Na época em que foi contratado pelo Guggenheim, em 1988, já tinha desenvolvido a filosofia de que os museus se apegavam demais à "idéia do século XVIII" (de que estes grandes palácios de-viam ser como "uma enciclopédia, oferecendo um exemplar de tudo dentro de uma caixa do século XIX"). Argumenta Krens, na mesma entrevista, que os museus necessitavam encontrar as "histórias não contadas". E quem disse que "tinham que ser quadros, tinham que ser esculturas?" Na tentativa de reinventar a museologia, é particularmente singular a retrospectiva dos 25 anos de carreira de Giorgio Armani em cartaz no museu americano, que valoriza a questão da cenografia em associação com o espaço físico do museu. Na instalação (idéia trabalhada em sentido bastante amplo produzida pelo artista plástico, designer e diretor teatral Bob Wilson), uma tela transparente feita na Suíça e usada em montagens teatrais fecha as rampas espirais do prédio. Alguns refletores emitem fachos sobre manequins invisíveis que sustentam as roupas, que são esculturas admiráveis, apreciadas ao som de uma trilha sonora especial. Desenvolvida em subdivisões temáticas, a mostra reúne roupas, acessórios, esboços, filmes, vídeos de desfiles e fotografias. As influências de culturas étnicas no desenho de Armani são representadas por um conjunto de túnicas, saias enroladas, pijamas e camisas sem colarinho reunido num dos segmentos da retrospectiva. Segundo ampla matéria publicada n'O Estado de S. Paulo, assinada pela jornalista Tonica Chagas, "Armani inspira-se tanto em camponeses como em nobres de países do Norte da África, da Índia, do Paquistão, da China, do Japão, da Indonésia e da Polinésia".[2]

Na monumentalidade arquitetônica exigida por esse novo conceito de museu, que tem o Guggenheim como emblema, é interessante perceber, a partir da emblemática exposição sobre Armani, que a cenografia, a construção virtual de um cenário, possui lugar fundamental. (E é justamente na insistência dessa questão virtual que eu quero chegar, mais adiante, ao cinema que abre possibilidades, partindo da idéia de que o cinema chega ao museu.) Se, no passado, a cenografia ocupava posição irrelevante na ambientação dos objetos artísticos expostos no museu, agora, ela rivaliza com a obra ou, num sentido mais amplo, é a própria obra.
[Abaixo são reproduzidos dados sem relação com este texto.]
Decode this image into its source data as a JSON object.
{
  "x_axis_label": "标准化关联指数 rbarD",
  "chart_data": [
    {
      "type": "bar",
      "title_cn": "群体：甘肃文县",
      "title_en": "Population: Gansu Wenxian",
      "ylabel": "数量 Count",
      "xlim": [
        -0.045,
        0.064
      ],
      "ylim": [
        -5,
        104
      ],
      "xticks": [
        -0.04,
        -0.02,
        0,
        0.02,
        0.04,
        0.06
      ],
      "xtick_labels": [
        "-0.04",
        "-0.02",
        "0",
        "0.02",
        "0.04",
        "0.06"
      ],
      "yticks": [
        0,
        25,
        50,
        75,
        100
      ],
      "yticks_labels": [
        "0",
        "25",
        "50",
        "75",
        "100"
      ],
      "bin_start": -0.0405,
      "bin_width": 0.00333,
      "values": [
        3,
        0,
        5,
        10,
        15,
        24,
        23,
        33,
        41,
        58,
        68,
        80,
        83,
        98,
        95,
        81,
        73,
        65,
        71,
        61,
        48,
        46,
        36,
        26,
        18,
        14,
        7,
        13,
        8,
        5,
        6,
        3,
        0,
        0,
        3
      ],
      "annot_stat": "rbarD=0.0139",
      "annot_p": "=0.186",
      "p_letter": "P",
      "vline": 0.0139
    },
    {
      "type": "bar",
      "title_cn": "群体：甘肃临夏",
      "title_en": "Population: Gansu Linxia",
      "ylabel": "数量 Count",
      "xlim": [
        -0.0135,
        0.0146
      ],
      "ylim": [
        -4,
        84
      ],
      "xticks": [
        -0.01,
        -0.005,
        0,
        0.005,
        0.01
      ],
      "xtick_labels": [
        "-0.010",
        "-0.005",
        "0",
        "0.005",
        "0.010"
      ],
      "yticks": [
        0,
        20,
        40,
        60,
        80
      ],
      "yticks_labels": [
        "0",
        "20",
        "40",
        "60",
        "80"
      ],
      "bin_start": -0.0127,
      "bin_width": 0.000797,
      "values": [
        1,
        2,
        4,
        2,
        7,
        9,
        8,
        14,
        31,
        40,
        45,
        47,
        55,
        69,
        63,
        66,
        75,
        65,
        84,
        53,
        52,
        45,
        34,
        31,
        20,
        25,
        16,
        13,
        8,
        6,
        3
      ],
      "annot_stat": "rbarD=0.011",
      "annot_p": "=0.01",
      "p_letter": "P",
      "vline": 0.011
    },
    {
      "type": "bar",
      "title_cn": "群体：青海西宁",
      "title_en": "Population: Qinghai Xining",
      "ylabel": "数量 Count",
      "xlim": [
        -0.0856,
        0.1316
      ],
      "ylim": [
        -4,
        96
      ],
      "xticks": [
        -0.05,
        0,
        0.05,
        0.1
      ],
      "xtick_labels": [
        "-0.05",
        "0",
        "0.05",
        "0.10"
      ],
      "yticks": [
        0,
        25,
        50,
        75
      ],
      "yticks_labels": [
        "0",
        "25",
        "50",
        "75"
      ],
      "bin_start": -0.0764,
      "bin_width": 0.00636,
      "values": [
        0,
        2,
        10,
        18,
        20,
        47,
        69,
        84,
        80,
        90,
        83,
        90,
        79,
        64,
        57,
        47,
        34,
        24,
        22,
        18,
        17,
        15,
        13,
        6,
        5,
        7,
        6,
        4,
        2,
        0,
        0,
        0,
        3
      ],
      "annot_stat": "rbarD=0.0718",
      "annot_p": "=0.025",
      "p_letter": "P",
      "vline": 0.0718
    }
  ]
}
Na verdade, em alguns momentos, o conceito de ambientação do espaço do museu vai sendo ampliado e se transforma, tendencialmente, em instalações que reduzem a obra em exposição a objetos menores dentro dessa cenografia desprovida de ação dramática. No novo conceito de museu, a cenografia perde a sua função de suporte, organização e introdução e divide as atenções com a obra.
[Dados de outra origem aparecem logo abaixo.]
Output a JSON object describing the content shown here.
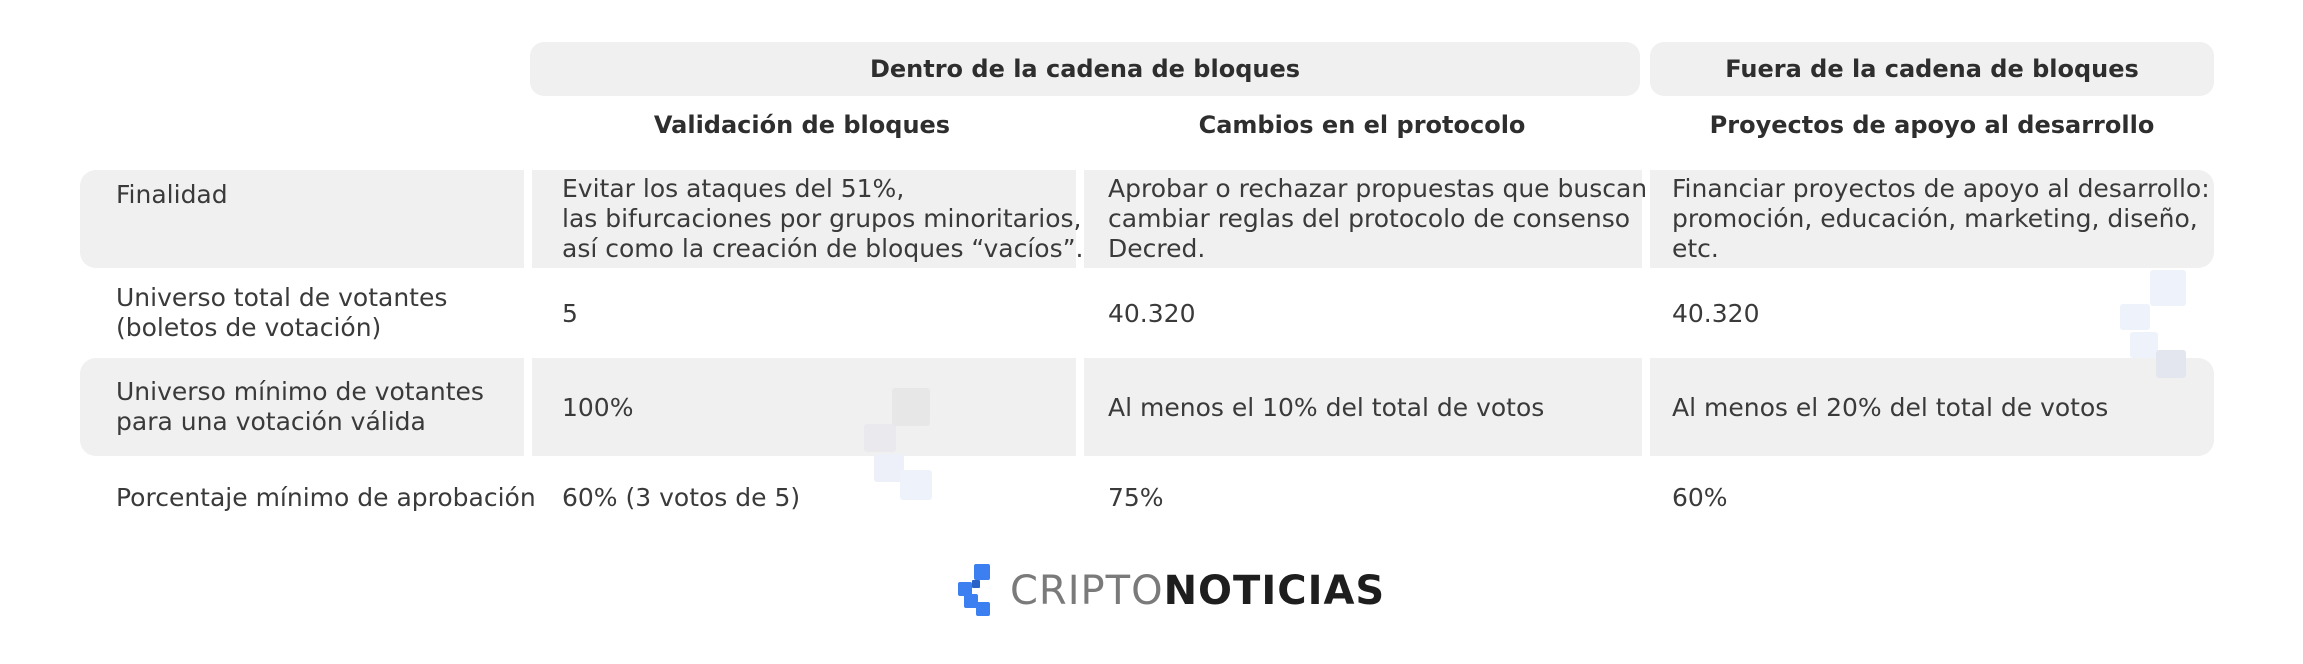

Os exemplos são inúmeros, mas basta lembrar da polêmica na exposição do redescobrimento, no módulo "Imagens do Barroco - Arte dos Séculos 17 e 18", cenografado pela diretora teatral Bia Lessa -, as famosas flores amarelas e roxas. No Rio de Janeiro, a polêmica fica esvaziada porque os módulos estão fragmentados e descentralizados e o espaço do Museu Nacional de Belas Artes é menor que em São Paulo; a exposição "Paisagem Carioca" (2000), no Museu de Arte Moderna, que conjugava objetos que tinham o Rio como tema, filmes, sons de tiro, trânsito caótico, sonorização especial e até um visorama, desenvolvido pelo núcleo de computação da UFRJ, que permitia ver a evolução da cidade em três tempos; a exposição "De El Greco a Velásquez", no MNBA, cenografada por Daniela Thomas, onde cada sala foi pintada de uma cor forte e diferente, com luz incidental sobre os quadros e as salas às escuras; a série "A Imagem do Som", cujo curador é Felipe Taborda, que conjuga obras que lêem (num sentido bastante amplo e profundamente conceitual) músicas que são sorteadas entre os artistas - Caetano Veloso, Chico Buarque e agora Gilberto Gil. Ao mesmo tempo que se vê a obra, pode-se ouvir a música em aparelhos de cd individuais; a exposição sobre cidades virtuais, no CCBB, www.mycity.com.br, que podia ser acessada de qualquer computador pessoal, cuja proposta era transformar em websites os olhares de vários artistas sobre suas cidades e conectá-los à rede mundial de computadores, revelando a figura do webdesigner; as exposições pioneiras nessa linha, no Centro Cultural Banco do Brasil, de Roland Barthes e Clarice Lispector, a primeira com curadoria de Silviano Santiago. Sem contar a mostra "50 anos de TV e Mais", no Parque do Ibirapuera, em São Paulo, que vai reunir em uma oca projetada por Oscar Niemeyer, uma parafernália tecnológica para contar os cinqüenta anos da TV brasileira. No projeto cenotécnico, há um tubo de imagem, totalmente construído em vidro, que promove a passagem do mundo externo para o interior da midiaesfera que é a oca de Niemeyer, com direito, segundo descrição d'O Estado de S. Paulo, "a um corredor sinuoso formado por telas transparentes e 'paredes de luz negra' que permitem ao visitante ter a sensação de estar no interior de um tubo de imagem". Inclusive, a matéria publicada n'O Estado de S. Paulo tem o sugestivo título de: "Esqueça tudo o que você já sabia sobre os museus".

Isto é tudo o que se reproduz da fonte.